UK: 1999 SERVICE EXCELLENCE AWARDS - WINNER AND OVERALL WINNER - Public Sector - London Borough of Bromley, EH&TS.

UK: 1999 SERVICE EXCELLENCE AWARDS - WINNER AND OVERALL WINNER - Public Sector - London Borough of Bromley, EH&TS. - Just do it - it was this approach that won a public sector organisation this year's overall honours plus a special Engaging People Aw

Last Updated: 31 Aug 2010

Just do it - it was this approach that won a public sector organisation this year's overall honours plus a special Engaging People Award, sponsored by the Institute of Customer Services (ICS). In view of the financial constraints imposed by local government, the performance of Bromley Council's Environmental Health and Trading Standards (EH&TS) division is even more remarkable. Led by chief environmental health officer Richard Foulger, the EH&TS concentrates on the possibilities of delivering excellent service and provides a model of innovative service provision for public and private sector alike.

The two other finalists - Foxdenton School and Integrated Nursery, a primary school for pupils with special needs in Oldham, Lancashire and the Riverside Cheshire Division of the Riverside Housing Association - are further examples of high-level service provision in the public sector.

They were unlucky to find themselves measured against the EH&TS, which continues to dominate this category - winning it for the third year running.

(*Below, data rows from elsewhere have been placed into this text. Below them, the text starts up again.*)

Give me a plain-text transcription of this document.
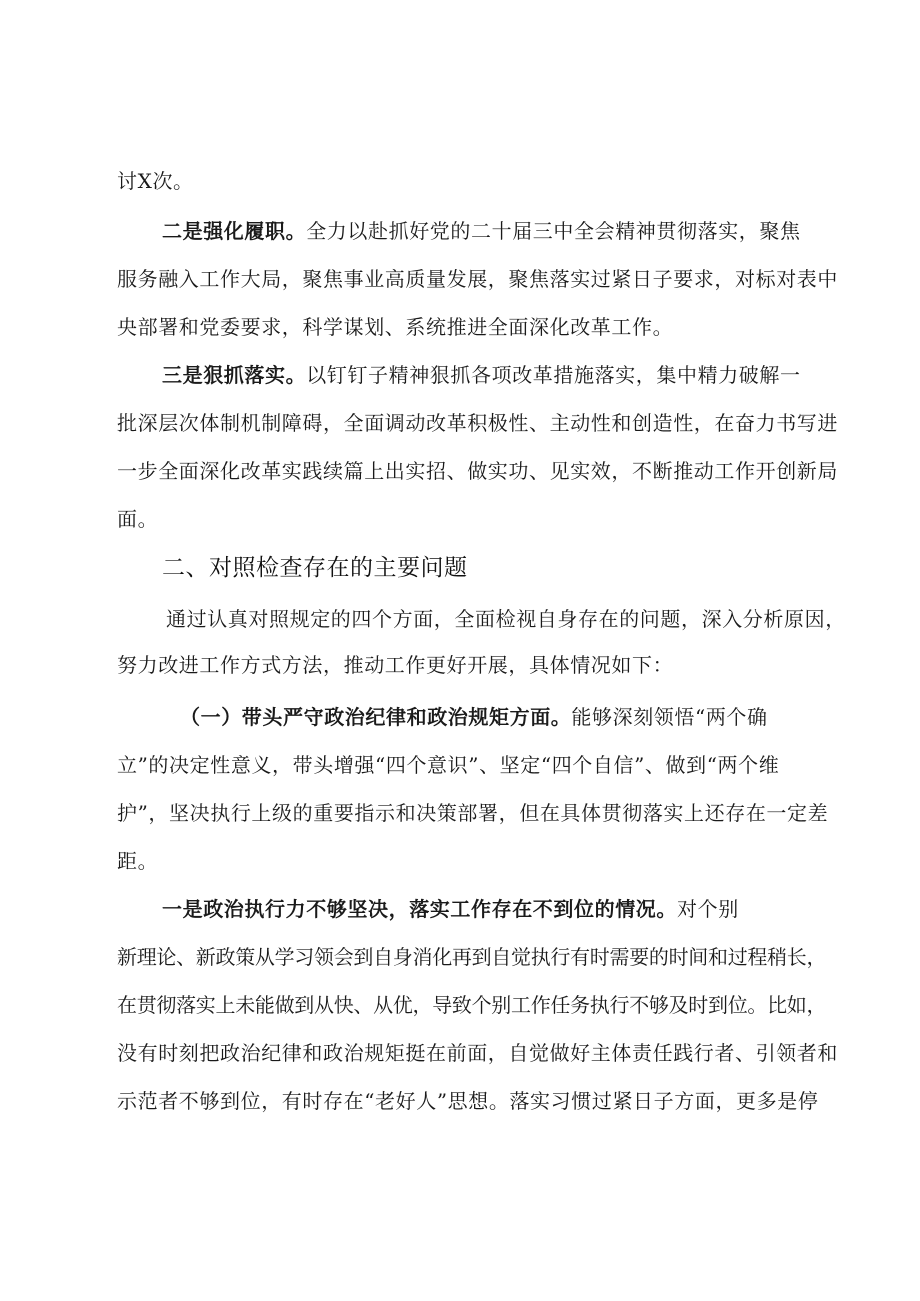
讨X次。
二是强化履职。全力以赴抓好党的二十届三中全会精神贯彻落实，聚焦
服务融入工作大局，聚焦事业高质量发展，聚焦落实过紧日子要求，对标对表中
央部署和党委要求，科学谋划、系统推进全面深化改革工作。
三是狠抓落实。以钉钉子精神狠抓各项改革措施落实，集中精力破解一
批深层次体制机制障碍，全面调动改革积极性、主动性和创造性，在奋力书写进
一步全面深化改革实践续篇上出实招、做实功、见实效，不断推动工作开创新局
面。
二、对照检查存在的主要问题
通过认真对照规定的四个方面，全面检视自身存在的问题，深入分析原因，
努力改进工作方式方法，推动工作更好开展，具体情况如下：
（一）带头严守政治纪律和政治规矩方面。能够深刻领悟“两个确
立”的决定性意义，带头增强“四个意识”、坚定“四个自信”、做到“两个维
护”，坚决执行上级的重要指示和决策部署，但在具体贯彻落实上还存在一定差
距。
一是政治执行力不够坚决，落实工作存在不到位的情况。对个别
新理论、新政策从学习领会到自身消化再到自觉执行有时需要的时间和过程稍长，
在贯彻落实上未能做到从快、从优，导致个别工作任务执行不够及时到位。比如，
没有时刻把政治纪律和政治规矩挺在前面，自觉做好主体责任践行者、引领者和
示范者不够到位，有时存在“老好人”思想。落实习惯过紧日子方面，更多是停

The EH&TS was created to ensure fair standards of training, enhance the environment, and protect and promote the public health of the borough's 300,000 residents and visitors. The remit of the EH&TS covers everything from noisy neighbours to stray dogs, and demand for its services is increasing.

With only 88 employees and shrinking budgets, the EH&TS has had to learn how to do more with less. The answer, says Foulger, is innovation.

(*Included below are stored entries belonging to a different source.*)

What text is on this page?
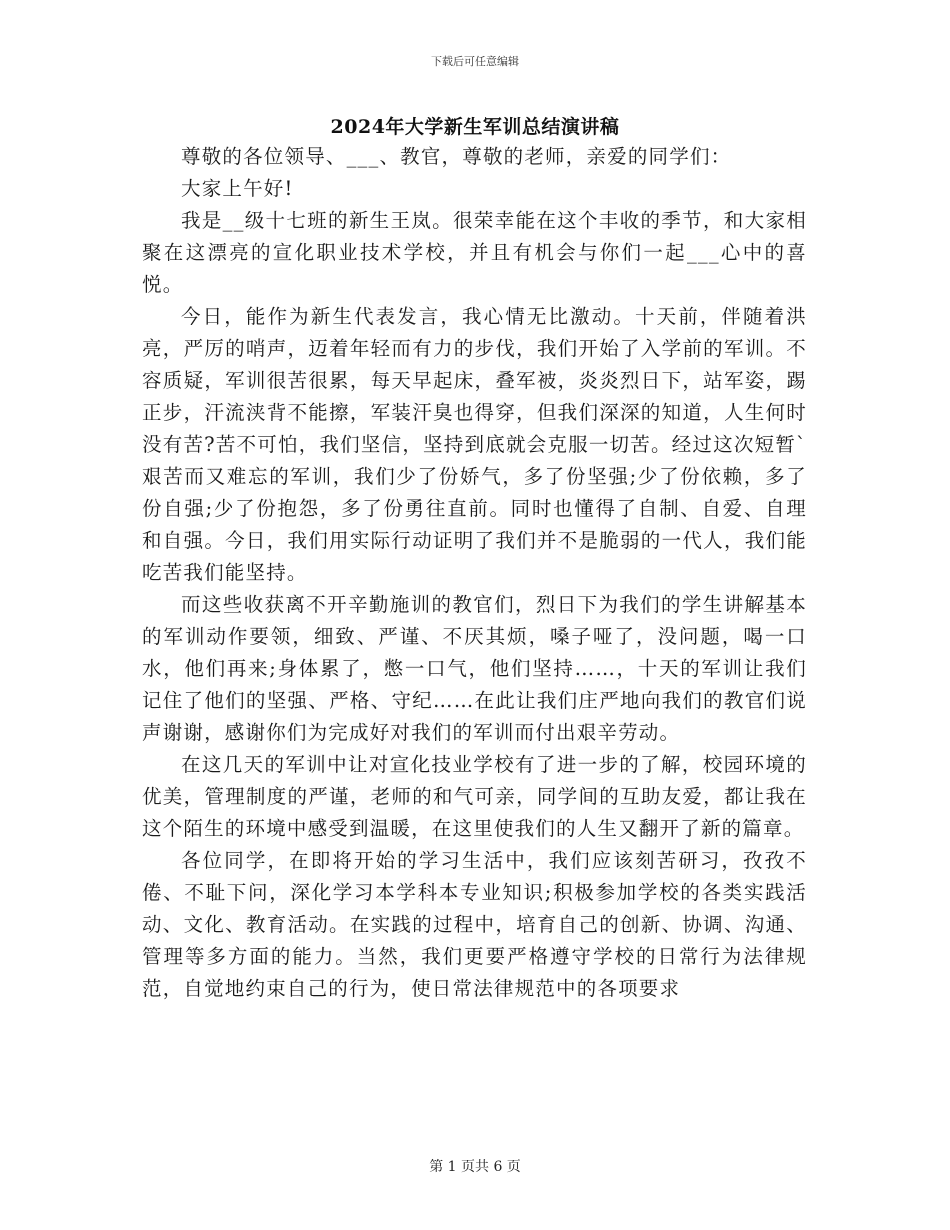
下载后可任意编辑
2024年大学新生军训总结演讲稿

尊敬的各位领导、___、教官，尊敬的老师，亲爱的同学们：

大家上午好!

我是__级十七班的新生王岚。很荣幸能在这个丰收的季节，和大家相聚在这漂亮的宣化职业技术学校，并且有机会与你们一起___心中的喜悦。

今日，能作为新生代表发言，我心情无比激动。十天前，伴随着洪亮，严厉的哨声，迈着年轻而有力的步伐，我们开始了入学前的军训。不容质疑，军训很苦很累，每天早起床，叠军被，炎炎烈日下，站军姿，踢正步，汗流浃背不能擦，军装汗臭也得穿，但我们深深的知道，人生何时没有苦?苦不可怕，我们坚信，坚持到底就会克服一切苦。经过这次短暂`艰苦而又难忘的军训，我们少了份娇气，多了份坚强;少了份依赖，多了份自强;少了份抱怨，多了份勇往直前。同时也懂得了自制、自爱、自理和自强。今日，我们用实际行动证明了我们并不是脆弱的一代人，我们能吃苦我们能坚持。

而这些收获离不开辛勤施训的教官们，烈日下为我们的学生讲解基本的军训动作要领，细致、严谨、不厌其烦，嗓子哑了，没问题，喝一口水，他们再来;身体累了，憋一口气，他们坚持……，十天的军训让我们记住了他们的坚强、严格、守纪……在此让我们庄严地向我们的教官们说声谢谢，感谢你们为完成好对我们的军训而付出艰辛劳动。

在这几天的军训中让对宣化技业学校有了进一步的了解，校园环境的优美，管理制度的严谨，老师的和气可亲，同学间的互助友爱，都让我在这个陌生的环境中感受到温暖，在这里使我们的人生又翻开了新的篇章。

各位同学，在即将开始的学习生活中，我们应该刻苦研习，孜孜不倦、不耻下问，深化学习本学科本专业知识;积极参加学校的各类实践活动、文化、教育活动。在实践的过程中，培育自己的创新、协调、沟通、管理等多方面的能力。当然，我们更要严格遵守学校的日常行为法律规范，自觉地约束自己的行为，使日常法律规范中的各项要求

第 1 页共 6 页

Innovative describes many aspects of service provision in this organisation.

Over the past eight years, Foulger and his staff have put in place the processes, procedures and measurement systems to ensure their goal of Total Quality Service. The organisation has gained Chartermark Awards, ISO 9000 and Investors in People and recently adopted the Business Excellence Model in a bid to ensure consistent standards of service delivery. Having achieved that consistency, the EH&TS has turned its attention to developing new relationships with its customers and partners: the EH&TS 'customer base' includes more than 1,000 traveller families living in the Crays area of the borough; over 2,000 refugees; and an above-average proportion of residents aged 75 or over.

The EH&TS has recently introduced several new methods of gaining feedback from its more disadvantaged customers. Among its traveller families, for example, it conducts surveys in partnership with local residents. The EH&TS also supports a number of special projects using the creative arts to give local people a voice in developing a vision for their community's future development.

To address the needs of specific customers such as the elderly or minority groups and make more of its limited financial resources, the EH&TS develops many of its services in conjunction with partners and other local interest groups. Examples of these initiatives include the Crays Community Forum - a multi-agency strategy development group; 'Food Hygiene Training' for the voluntary sector - a joint initiative with Age Concern, MIND and Bromley Council Voluntary Services; and a multi-agency group developing policies for dealing with difficult neighbour relations.

Enthusiasm for change and new ways of working permeates the EH&TS organisation.

The division's 'Just Do It' philosophy works in practice because staff have the skills, training and experience to tackle customer challenges and the encouragement from Foulger and other managers to develop new customer initiatives which they believe will work. In the past year, as the result of a review of its services, the EH&TS has introduced self-managed teams supported by project managers, specialist consultants and a small management team.

'Our partners now find it easier to merge into our organisation and this way of working provides us with the flexibility to react quickly to changing demands such as the need to shift resources into a particular geographic or service area,' Foulger explains.

Greater operational flexibility combined with a responsive and creative team of people will, Foulger hopes, give the EH&TS the capability to do much more than its customers expect. Foulger wants to extend the horizons of his organisation by taking a more holistic view of what impacts on people's health. The next goal is to help develop healthy neighbourhoods. Proving again, as one judge noted last year, that this is one organisation that simply refuses to stand still.


- Develop partnerships with other agencies

- Make it easy for customers to give feedback

- Encourage a 'just do it' culture

- Adopt flexible working practices

- Set stretching goals of service provision.